SEC takes action against binary options marketers
The regulator has charged a group of internet marketers who created and disseminated videos to lure retail investors to trade binary options.

There are more developments in the US regulatory clampdown on binary options fraud, with the action spreading to marketing companies.
Earlier today, the Securities and Exchange Commission (SEC) announced it had charged a group of internet marketers who created and disseminated videos to lure retail investors to open brokerage accounts and trade binary options.
According to the SEC’s complaints, investors were defrauded of tens of millions of dollars through these marketing campaigns, which promised that investors would make large amounts of money by opening binary options accounts and using free or secret software systems to trade in them. The regulator alleges that the marketers were paid for each new brokerage account that investors opened and funded.
According to the complaints, the marketers’ video advertisements, which were disseminated through spam emails, used actors to portray ordinary people who became millionaires by trading binary options. The videos staged fake demonstrations of supposed software users watching their account balances grow in real time. The SEC alleges that the software was simply a ruse to persuade investors to open accounts with the brokers.

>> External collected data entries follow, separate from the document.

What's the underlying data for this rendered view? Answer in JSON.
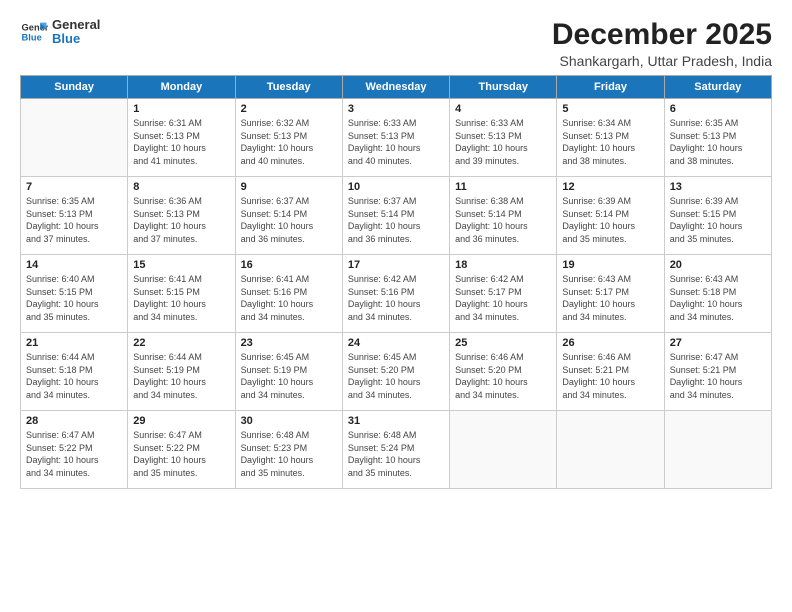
{
  "header": {
    "logo_line1": "General",
    "logo_line2": "Blue",
    "month": "December 2025",
    "location": "Shankargarh, Uttar Pradesh, India"
  },
  "weekdays": [
    "Sunday",
    "Monday",
    "Tuesday",
    "Wednesday",
    "Thursday",
    "Friday",
    "Saturday"
  ],
  "weeks": [
    [
      {
        "day": "",
        "info": ""
      },
      {
        "day": "1",
        "info": "Sunrise: 6:31 AM\nSunset: 5:13 PM\nDaylight: 10 hours\nand 41 minutes."
      },
      {
        "day": "2",
        "info": "Sunrise: 6:32 AM\nSunset: 5:13 PM\nDaylight: 10 hours\nand 40 minutes."
      },
      {
        "day": "3",
        "info": "Sunrise: 6:33 AM\nSunset: 5:13 PM\nDaylight: 10 hours\nand 40 minutes."
      },
      {
        "day": "4",
        "info": "Sunrise: 6:33 AM\nSunset: 5:13 PM\nDaylight: 10 hours\nand 39 minutes."
      },
      {
        "day": "5",
        "info": "Sunrise: 6:34 AM\nSunset: 5:13 PM\nDaylight: 10 hours\nand 38 minutes."
      },
      {
        "day": "6",
        "info": "Sunrise: 6:35 AM\nSunset: 5:13 PM\nDaylight: 10 hours\nand 38 minutes."
      }
    ],
    [
      {
        "day": "7",
        "info": "Sunrise: 6:35 AM\nSunset: 5:13 PM\nDaylight: 10 hours\nand 37 minutes."
      },
      {
        "day": "8",
        "info": "Sunrise: 6:36 AM\nSunset: 5:13 PM\nDaylight: 10 hours\nand 37 minutes."
      },
      {
        "day": "9",
        "info": "Sunrise: 6:37 AM\nSunset: 5:14 PM\nDaylight: 10 hours\nand 36 minutes."
      },
      {
        "day": "10",
        "info": "Sunrise: 6:37 AM\nSunset: 5:14 PM\nDaylight: 10 hours\nand 36 minutes."
      },
      {
        "day": "11",
        "info": "Sunrise: 6:38 AM\nSunset: 5:14 PM\nDaylight: 10 hours\nand 36 minutes."
      },
      {
        "day": "12",
        "info": "Sunrise: 6:39 AM\nSunset: 5:14 PM\nDaylight: 10 hours\nand 35 minutes."
      },
      {
        "day": "13",
        "info": "Sunrise: 6:39 AM\nSunset: 5:15 PM\nDaylight: 10 hours\nand 35 minutes."
      }
    ],
    [
      {
        "day": "14",
        "info": "Sunrise: 6:40 AM\nSunset: 5:15 PM\nDaylight: 10 hours\nand 35 minutes."
      },
      {
        "day": "15",
        "info": "Sunrise: 6:41 AM\nSunset: 5:15 PM\nDaylight: 10 hours\nand 34 minutes."
      },
      {
        "day": "16",
        "info": "Sunrise: 6:41 AM\nSunset: 5:16 PM\nDaylight: 10 hours\nand 34 minutes."
      },
      {
        "day": "17",
        "info": "Sunrise: 6:42 AM\nSunset: 5:16 PM\nDaylight: 10 hours\nand 34 minutes."
      },
      {
        "day": "18",
        "info": "Sunrise: 6:42 AM\nSunset: 5:17 PM\nDaylight: 10 hours\nand 34 minutes."
      },
      {
        "day": "19",
        "info": "Sunrise: 6:43 AM\nSunset: 5:17 PM\nDaylight: 10 hours\nand 34 minutes."
      },
      {
        "day": "20",
        "info": "Sunrise: 6:43 AM\nSunset: 5:18 PM\nDaylight: 10 hours\nand 34 minutes."
      }
    ],
    [
      {
        "day": "21",
        "info": "Sunrise: 6:44 AM\nSunset: 5:18 PM\nDaylight: 10 hours\nand 34 minutes."
      },
      {
        "day": "22",
        "info": "Sunrise: 6:44 AM\nSunset: 5:19 PM\nDaylight: 10 hours\nand 34 minutes."
      },
      {
        "day": "23",
        "info": "Sunrise: 6:45 AM\nSunset: 5:19 PM\nDaylight: 10 hours\nand 34 minutes."
      },
      {
        "day": "24",
        "info": "Sunrise: 6:45 AM\nSunset: 5:20 PM\nDaylight: 10 hours\nand 34 minutes."
      },
      {
        "day": "25",
        "info": "Sunrise: 6:46 AM\nSunset: 5:20 PM\nDaylight: 10 hours\nand 34 minutes."
      },
      {
        "day": "26",
        "info": "Sunrise: 6:46 AM\nSunset: 5:21 PM\nDaylight: 10 hours\nand 34 minutes."
      },
      {
        "day": "27",
        "info": "Sunrise: 6:47 AM\nSunset: 5:21 PM\nDaylight: 10 hours\nand 34 minutes."
      }
    ],
    [
      {
        "day": "28",
        "info": "Sunrise: 6:47 AM\nSunset: 5:22 PM\nDaylight: 10 hours\nand 34 minutes."
      },
      {
        "day": "29",
        "info": "Sunrise: 6:47 AM\nSunset: 5:22 PM\nDaylight: 10 hours\nand 35 minutes."
      },
      {
        "day": "30",
        "info": "Sunrise: 6:48 AM\nSunset: 5:23 PM\nDaylight: 10 hours\nand 35 minutes."
      },
      {
        "day": "31",
        "info": "Sunrise: 6:48 AM\nSunset: 5:24 PM\nDaylight: 10 hours\nand 35 minutes."
      },
      {
        "day": "",
        "info": ""
      },
      {
        "day": "",
        "info": ""
      },
      {
        "day": "",
        "info": ""
      }
    ]
  ]
}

The SEC’s complaints charged 10 individuals and two companies involved in the fraudulent marketing campaigns. The SEC’s investigation goes on.
The SEC’s complaints seek penalties, disgorgement of ill-gotten gains, and permanent injunctions against Timothy J. Atkinson, Ronald “Ronnie” Montano, Jay Passerino, Michael Wright, and All In Publishing LLC. Justin Blake Barrett, William E. Berry and his company Berry Mediaworks, Grayson Brookshire, Antonio Giacca, Shmuel Pollen, and Travis Stephenson have agreed to settle the SEC’s charges. Without admitting or denying the charges, they agreed to pay a combined total of $4.1 million in disgorgement and prejudgment interest. Pollen has agreed to pay a $42,500 penalty. The Commission did not assess a penalty on the other settling parties as a result of their cooperation.
Actions against binary options firms are often problematic. In an action filed earlier this week against EZTD, SEC is seeking the Court’s assistance as the firm has failed to pay the full amount of monetary penalty and disgorgement it was ordered to pay by an Order issued by the US regulator in November 2016.
The CFTC has also been active in going after binary options scams. It is currently pushing for a heavy monetary penalty to be imposed on binary options marketers Michael Shah and his company Zilmil, Inc. The regulator requests the defendants to pay disgorgement in the amount of $18.67 million, as well as a civil monetary penalty of $56 million.